Italian Finance Minister Giulio Tremonti complained the statement was "too weak" shortly before it was adopted, according to Bloomberg News.

But Paulson defended the lack of specifics coming out of the G7 meeting and said no one had any reason to expect a one-size-fits all solution.

"Some in the markets are naive if they think that different countries with different financial systems, economies in different stages of development, economies with totally different structures and different political systems, different laws are going to come up with precisely the same policy to deal with the issues," he said.

He called the statement an "aggressive action plan to address the turmoil in global financial markets and the stresses on our financial institutions."

The G7 bloc also promised "robust" guarantees for the savings deposits of consumers, but did not specify a level. A number of countries have raised guarantees to ease people's fears over the safety of their bank savings.

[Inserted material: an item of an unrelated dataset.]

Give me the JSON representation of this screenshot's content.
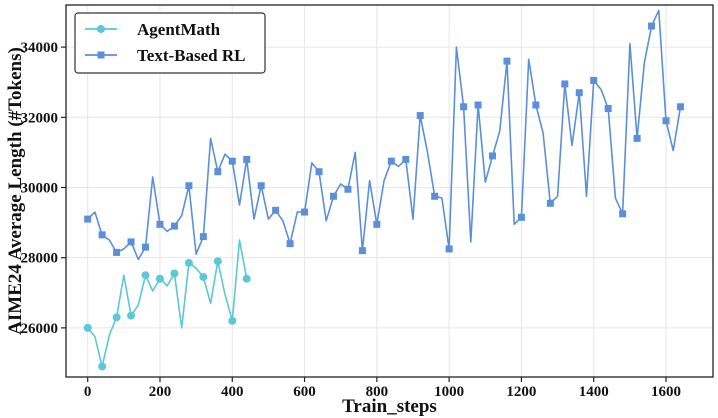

Some in Europe such as Ireland have extended full guarantees, prompting a few concerns over competition.

IMF Managing Director Dominique Strauss-Kahn warned Friday that the only way to restore market confidence was through "government intervention which is clear, comprehensive and cooperative among countries".

The G7 meeting came at a time when there have been suggestions that the bloc is an outdated tool to manage a crisis that has spread well beyond the United States and Europe. A group of 24 countries also meeting Friday urged wealthier nations to include them in talks on resolving the financial turmoil.

Paulson will meet finance ministers from the Group of 20 - which brings together the top advanced and emerging economies - later Saturday, in a nod to the spreading nature of the crisis.

Strauss-Kahn on Thursday said the world was on the "cusp" of a recession after the IMF forecast global growth of 3 percent next year. Growth below 3 percent is considered a global recession by the IMF.

The International Monetary Fund and World Bank also hold their annual meetings this weekend.